In order to insert an LDAP operation
into the stream, the code on the load balancer needs
to choose an LDAP message-id that hopefully the real
client isn't going to use. Going on the assumption
that the client will start at 0 and increment up, I
had the code insert a message-id of 0x70000000. I
initially thought I'd have to have the code on the
load balancer look for the response message and
throw it away so the client doesn't see it, but I've
found that the clients just seem to ignore it with
no ill effects, so I haven't bothered filtering the
response out. The less the code on the load
balancer does, the better.
There's a possibility that the client
could send it's own xff extended operation, but
since the load balancer always sends first, we can
just ignore any subsequent log entries.
On the directory server plugin side, I
needed to be able to log this to the access log, not
to the error log.

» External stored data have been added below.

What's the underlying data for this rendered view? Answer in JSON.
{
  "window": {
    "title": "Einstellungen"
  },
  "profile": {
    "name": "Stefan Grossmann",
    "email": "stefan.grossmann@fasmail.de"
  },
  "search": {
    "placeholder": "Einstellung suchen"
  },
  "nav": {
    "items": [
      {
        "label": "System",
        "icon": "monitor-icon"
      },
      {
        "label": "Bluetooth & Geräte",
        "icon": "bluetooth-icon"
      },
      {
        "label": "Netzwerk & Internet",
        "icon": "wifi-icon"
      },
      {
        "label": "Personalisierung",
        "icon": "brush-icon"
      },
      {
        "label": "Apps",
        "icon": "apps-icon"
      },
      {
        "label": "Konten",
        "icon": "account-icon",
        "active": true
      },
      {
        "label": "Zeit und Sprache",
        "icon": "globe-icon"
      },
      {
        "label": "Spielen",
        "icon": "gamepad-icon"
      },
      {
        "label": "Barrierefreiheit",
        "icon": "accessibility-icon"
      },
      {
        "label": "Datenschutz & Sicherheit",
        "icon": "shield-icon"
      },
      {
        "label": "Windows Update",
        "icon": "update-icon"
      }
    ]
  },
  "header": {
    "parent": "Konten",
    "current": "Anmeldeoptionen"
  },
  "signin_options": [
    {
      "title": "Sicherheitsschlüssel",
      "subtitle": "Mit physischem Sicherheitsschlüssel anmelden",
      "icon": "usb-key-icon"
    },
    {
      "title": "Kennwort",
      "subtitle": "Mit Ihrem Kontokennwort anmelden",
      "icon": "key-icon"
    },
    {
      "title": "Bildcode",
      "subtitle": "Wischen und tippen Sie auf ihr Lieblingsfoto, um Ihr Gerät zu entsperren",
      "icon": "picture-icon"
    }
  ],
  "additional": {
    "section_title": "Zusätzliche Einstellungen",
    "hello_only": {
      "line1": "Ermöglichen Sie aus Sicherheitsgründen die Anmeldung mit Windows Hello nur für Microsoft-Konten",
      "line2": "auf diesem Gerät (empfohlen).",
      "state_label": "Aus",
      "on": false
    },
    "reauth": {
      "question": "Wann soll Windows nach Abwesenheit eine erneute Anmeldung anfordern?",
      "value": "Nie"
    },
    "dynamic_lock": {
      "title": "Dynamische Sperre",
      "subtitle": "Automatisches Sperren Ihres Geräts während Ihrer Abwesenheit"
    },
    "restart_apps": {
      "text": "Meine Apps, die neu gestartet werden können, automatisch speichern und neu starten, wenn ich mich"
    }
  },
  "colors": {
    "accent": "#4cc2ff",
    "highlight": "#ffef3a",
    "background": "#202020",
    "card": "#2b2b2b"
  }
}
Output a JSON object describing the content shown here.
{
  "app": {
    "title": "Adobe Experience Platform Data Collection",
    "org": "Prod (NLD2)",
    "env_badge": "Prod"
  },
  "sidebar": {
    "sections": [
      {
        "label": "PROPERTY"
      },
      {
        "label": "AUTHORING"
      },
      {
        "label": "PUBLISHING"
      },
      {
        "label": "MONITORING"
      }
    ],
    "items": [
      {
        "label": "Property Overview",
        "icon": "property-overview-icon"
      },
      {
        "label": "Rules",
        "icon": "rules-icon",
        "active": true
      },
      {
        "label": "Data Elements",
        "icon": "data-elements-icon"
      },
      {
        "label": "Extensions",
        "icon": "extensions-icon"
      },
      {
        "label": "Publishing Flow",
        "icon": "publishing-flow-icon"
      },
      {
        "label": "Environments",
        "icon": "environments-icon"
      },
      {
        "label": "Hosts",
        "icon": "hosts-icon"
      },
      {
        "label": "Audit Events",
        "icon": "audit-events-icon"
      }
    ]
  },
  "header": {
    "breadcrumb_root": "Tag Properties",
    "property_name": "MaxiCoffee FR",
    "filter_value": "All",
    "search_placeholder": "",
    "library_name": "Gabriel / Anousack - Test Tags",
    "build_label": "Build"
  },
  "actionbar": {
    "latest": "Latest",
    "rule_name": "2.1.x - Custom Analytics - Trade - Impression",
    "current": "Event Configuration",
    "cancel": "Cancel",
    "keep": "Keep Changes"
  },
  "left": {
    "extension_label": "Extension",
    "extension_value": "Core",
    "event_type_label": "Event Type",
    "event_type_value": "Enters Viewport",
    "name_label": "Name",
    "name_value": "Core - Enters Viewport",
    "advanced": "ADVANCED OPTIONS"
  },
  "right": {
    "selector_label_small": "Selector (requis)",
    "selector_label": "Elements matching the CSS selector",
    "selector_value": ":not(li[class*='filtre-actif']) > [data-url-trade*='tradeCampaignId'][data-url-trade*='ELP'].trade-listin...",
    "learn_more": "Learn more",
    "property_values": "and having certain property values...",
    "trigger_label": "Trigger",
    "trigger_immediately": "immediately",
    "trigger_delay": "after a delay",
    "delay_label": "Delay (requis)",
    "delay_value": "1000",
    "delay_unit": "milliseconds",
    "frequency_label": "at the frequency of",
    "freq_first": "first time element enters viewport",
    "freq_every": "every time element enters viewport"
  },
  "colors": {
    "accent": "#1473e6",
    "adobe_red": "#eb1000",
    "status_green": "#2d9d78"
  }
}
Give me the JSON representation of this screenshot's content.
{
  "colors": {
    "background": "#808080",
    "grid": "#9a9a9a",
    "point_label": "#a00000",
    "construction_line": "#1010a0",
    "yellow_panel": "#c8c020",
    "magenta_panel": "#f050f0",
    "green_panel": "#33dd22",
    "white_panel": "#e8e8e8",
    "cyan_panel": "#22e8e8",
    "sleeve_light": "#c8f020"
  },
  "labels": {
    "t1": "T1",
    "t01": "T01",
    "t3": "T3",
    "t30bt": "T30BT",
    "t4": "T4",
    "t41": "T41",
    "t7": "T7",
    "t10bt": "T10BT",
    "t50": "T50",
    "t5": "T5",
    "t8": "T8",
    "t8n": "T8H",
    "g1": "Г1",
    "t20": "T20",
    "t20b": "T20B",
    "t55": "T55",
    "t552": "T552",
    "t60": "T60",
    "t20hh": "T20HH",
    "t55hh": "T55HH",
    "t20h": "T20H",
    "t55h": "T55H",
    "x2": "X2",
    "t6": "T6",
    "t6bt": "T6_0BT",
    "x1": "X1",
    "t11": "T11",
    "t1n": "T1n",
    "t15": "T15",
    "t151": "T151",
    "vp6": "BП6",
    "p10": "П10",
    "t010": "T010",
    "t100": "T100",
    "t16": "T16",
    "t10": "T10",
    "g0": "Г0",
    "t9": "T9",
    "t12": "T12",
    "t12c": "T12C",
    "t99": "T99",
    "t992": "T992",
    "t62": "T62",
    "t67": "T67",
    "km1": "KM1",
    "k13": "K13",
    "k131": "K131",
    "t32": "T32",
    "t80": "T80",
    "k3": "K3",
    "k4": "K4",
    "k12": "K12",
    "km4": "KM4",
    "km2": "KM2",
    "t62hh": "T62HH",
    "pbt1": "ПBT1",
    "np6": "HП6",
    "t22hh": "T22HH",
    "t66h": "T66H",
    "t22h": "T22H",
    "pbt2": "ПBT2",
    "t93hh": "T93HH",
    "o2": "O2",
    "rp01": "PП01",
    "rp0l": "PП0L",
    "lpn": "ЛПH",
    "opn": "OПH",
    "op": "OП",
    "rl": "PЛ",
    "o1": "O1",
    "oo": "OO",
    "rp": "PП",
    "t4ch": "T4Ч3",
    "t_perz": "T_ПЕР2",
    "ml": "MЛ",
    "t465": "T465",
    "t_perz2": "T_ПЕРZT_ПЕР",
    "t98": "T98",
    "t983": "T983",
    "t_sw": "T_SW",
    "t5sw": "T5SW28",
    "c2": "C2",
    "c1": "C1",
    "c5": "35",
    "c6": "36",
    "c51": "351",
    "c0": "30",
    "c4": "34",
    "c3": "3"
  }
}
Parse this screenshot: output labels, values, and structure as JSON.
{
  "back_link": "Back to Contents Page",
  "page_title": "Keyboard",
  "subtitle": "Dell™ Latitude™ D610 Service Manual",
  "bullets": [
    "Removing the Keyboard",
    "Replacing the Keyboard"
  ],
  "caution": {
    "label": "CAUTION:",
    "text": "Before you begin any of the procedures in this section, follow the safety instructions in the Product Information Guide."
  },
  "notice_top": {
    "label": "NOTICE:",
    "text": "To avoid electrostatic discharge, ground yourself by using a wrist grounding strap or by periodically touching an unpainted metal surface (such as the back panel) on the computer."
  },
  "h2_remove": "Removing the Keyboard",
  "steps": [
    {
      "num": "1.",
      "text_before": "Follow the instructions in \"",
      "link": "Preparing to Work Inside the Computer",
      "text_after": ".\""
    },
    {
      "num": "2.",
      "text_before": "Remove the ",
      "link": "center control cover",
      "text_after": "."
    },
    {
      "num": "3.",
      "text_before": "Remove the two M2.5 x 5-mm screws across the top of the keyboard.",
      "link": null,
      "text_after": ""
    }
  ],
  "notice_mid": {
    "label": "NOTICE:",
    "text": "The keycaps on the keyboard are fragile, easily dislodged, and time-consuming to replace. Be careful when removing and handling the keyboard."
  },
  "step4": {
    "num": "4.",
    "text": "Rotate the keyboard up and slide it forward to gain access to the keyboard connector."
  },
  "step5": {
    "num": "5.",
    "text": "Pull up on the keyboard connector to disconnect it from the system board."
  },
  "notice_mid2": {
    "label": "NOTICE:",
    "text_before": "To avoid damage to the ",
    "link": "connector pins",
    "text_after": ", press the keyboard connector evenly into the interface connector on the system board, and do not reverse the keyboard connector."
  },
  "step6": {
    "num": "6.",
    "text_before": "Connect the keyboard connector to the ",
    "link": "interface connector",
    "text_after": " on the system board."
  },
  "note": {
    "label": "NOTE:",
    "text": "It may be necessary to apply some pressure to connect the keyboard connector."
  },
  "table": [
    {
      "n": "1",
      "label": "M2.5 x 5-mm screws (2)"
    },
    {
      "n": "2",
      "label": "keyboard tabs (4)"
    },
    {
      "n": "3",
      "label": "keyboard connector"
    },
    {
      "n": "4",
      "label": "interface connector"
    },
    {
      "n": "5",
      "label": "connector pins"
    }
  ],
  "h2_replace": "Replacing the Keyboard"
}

The slapi_log_access function
isn't declared in the plugin header file, so I had
to declare it manually.
Here's what our log entries look like
now, for both 636 (SSL) and 389 (cleartext before
starttls):
[17/May/2016:15:34:22
-0400] conn=230843 fd=156 slot=156 SSL
connection from 130.207.167.12 to 130.207.183.16
[17/May/2016:15:34:22
-0400] conn=230843 op=0 EXT
oid="1.3.6.1.4.1.636.2.11.11.1"
name="forwarded-for extended op"
[17/May/2016:15:34:22
-0400] conn=230843 op=0 forwarded for
130.207.167.12
[17/May/2016:15:34:22
-0400] conn=230843 op=0 RESULT err=0 tag=120
nentries=0 etime=0
[17/May/2016:15:34:22
-0400] conn=230844 fd=156 slot=156 connection
from 130.207.167.12 to 130.207.183.16
[17/May/2016:15:34:22
-0400] conn=230844 op=0 EXT
oid="1.3.6.1.4.1.636.2.11.11.1"
name="forwarded-for extended op"
[17/May/2016:15:34:22
-0400] conn=230844 op=0 forwarded for
130.207.167.12
[17/May/2016:15:34:22
-0400] conn=230844 op=0 RESULT err=0 tag=120
nentries=0 etime=0
We haven't switched our Bigips yet, so
the "connection from" line still shows the actual
client IP address.
F5 Bigip code fragments are called
"irules" and are written in TCL. The tar file below
contains two different irule files, one for
cleartext streams and one for SSL streams. By SSL
streams, I mean where SSL connections from the
client are terminated at the load balancer and then
re-SSLed to the ldap server. Sorry, I'm not writing
the other kind.
This is really nice, and a big help for tracing
connections through load balancers and other similar
devices.
Are you interested in contributing this to 389?